Auch del Toros Filme waren durchaus düster, Marshalls Vision treibt es jedoch deutlich weiter. Sein Film ist brachialer, zynischer, trockener, vulgärer und, wie bereits erwähnt, noch näher am Horror-Genre. Über den gesamten Filmverlauf werden heftige Gewaltspitzen eingestreut, in dem apokalyptischen Finale in London jedoch lässt der Film einige der schlimmsten Grausamkeiten los, die das Mainstreamkino in letzter Zeit gesehen hat: Hier werden Menschen von gigantischen, durch die Straßen stampfenden Höllenwesen auf verschiedenste Weise auseinandergerissen, aufgespießt und gehäutet wie eine Pellkartoffel, wobei der Horror zumindest ein wenig von der CGI-Lastigkeit und gewissermaßen kalkulierten, zu bemüht wirkenden Machart abgeschwächt wird. Dennoch: Der Film hat durchaus immer wieder visuelles Flair, gerade wenn auf echte Sets und reale Maskenfiguren gebaut wird.
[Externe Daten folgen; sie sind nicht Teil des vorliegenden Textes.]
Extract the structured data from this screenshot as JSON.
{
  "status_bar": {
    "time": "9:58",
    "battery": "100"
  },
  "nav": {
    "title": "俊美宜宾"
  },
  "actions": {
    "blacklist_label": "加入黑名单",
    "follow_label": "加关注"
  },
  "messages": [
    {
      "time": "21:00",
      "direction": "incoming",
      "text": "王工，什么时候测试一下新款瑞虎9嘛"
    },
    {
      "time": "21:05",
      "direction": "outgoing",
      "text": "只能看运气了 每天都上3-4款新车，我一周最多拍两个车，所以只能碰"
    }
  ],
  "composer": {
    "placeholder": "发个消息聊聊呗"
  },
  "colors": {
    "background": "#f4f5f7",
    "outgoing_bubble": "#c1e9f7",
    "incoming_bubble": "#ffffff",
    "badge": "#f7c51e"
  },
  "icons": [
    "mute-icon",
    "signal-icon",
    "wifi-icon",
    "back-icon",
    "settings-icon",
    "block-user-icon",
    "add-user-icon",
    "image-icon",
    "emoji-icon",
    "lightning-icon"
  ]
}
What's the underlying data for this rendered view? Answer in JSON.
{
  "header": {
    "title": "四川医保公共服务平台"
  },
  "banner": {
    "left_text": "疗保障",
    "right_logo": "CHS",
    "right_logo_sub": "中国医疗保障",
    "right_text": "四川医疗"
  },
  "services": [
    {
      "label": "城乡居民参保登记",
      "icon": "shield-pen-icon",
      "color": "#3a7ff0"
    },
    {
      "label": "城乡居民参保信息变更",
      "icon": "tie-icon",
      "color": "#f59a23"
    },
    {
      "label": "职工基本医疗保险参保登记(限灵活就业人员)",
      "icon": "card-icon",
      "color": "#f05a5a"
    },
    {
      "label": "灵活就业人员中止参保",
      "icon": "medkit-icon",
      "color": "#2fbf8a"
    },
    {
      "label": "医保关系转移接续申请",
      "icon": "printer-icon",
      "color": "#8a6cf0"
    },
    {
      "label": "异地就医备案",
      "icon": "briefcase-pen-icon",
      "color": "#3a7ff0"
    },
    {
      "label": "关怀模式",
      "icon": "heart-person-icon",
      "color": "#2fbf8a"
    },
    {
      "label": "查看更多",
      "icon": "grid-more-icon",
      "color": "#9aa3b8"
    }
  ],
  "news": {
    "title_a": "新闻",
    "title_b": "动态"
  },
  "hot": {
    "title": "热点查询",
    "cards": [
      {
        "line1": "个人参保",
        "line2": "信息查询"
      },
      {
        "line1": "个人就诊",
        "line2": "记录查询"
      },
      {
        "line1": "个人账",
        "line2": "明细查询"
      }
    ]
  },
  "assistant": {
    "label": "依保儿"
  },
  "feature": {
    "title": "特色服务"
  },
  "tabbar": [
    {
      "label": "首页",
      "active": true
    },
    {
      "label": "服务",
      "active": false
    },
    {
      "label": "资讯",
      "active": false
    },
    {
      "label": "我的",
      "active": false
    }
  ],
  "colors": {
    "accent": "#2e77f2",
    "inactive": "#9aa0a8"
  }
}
Manche visuellen Effekte sind gelungen, andere wirken wiederum sehr künstlich und im schlimmsten Fall sogar unfertig.

Hellboy (David Harbour) und sein Ziehvater Professor Broom (Ian McShane)
Hellboy (David Harbour) und sein Ziehvater Professor Broom (Ian McShane) © Universum Film

Am Ende bleibt ein Film zurück, der selbst irgendwie unfertig und nicht zu Ende gedacht wirkt. So lässt „Hellboy: Call of Darkness“ letztlich über die gesamte (sehr lange wirkende) Laufzeit trotz vieler guter und gutgemeinter Ansätze erstaunlich kalt und lässt eine starke filmische Stimme, Vorstellungskraft und Menschlichkeit wie die von Guillermo del Toro sträflich vermissen.

Bild:

Auch wenn der Film selbst nicht wirklich gelungen ist, überzeugt die technische Umsetzung der Blu-ray auf ganzer Linie. Das digital auf Arri Alexa aufgezeichnete Bild mag zwar durch häufigen CGI-Einsatz häufig recht künstlich und hochpoliert wirken, dennoch ist der Bildeindruck enorm hochwertig. Detail- und Schärfelevel sind durchweg auf spektakulärem Niveau, ebenso die intensiven Kontraste und tiefen Schwarzwerte. Toll ist auch die überaus vielfältige Farbpalette, die in zahlreichen feinen Nuancen erstrahlt. Auch in dunklen Szenen bleibt das Bild wunderbar detailreich, digitales Rauschen oder andere Bildfehler bleiben aus.

Ton:

Ebenso spektakulär wie die bildliche Umsetzung der Blu-ray ist auch der akustische Eindruck. Von der ersten Sekunde bombardiert der Dolby Atmos-Track den Zuschauer unerbittlich. Die Surround-Aktivität ist konstant hoch, ebenso wie der sehr hohe Dynamikumfang. Der Subwoofer meldet sich hier natürlich häufig auf überaus wuchtige Weise, während Dialoge in beiden Tonspuren einwandfrei verständlich abgemischt sind.

Extras:

Das Bonusmaterial überrascht mit einer Fülle von interessanten Extras. Herzstück ist das dreiteilige Making-of, das die Hintergründe des Films tiefgründig beleuchtet. Dass die Produktion überaus problembehaftet war und hinter den Kulissen kreative Kriege tobten, kann man anhand des Bonusmaterials kaum erahnen. Lediglich die Abwesenheit jeglicher Statements von Regisseur Neil Marshall sind untrügliches Indiz für die kreativen Differenzen.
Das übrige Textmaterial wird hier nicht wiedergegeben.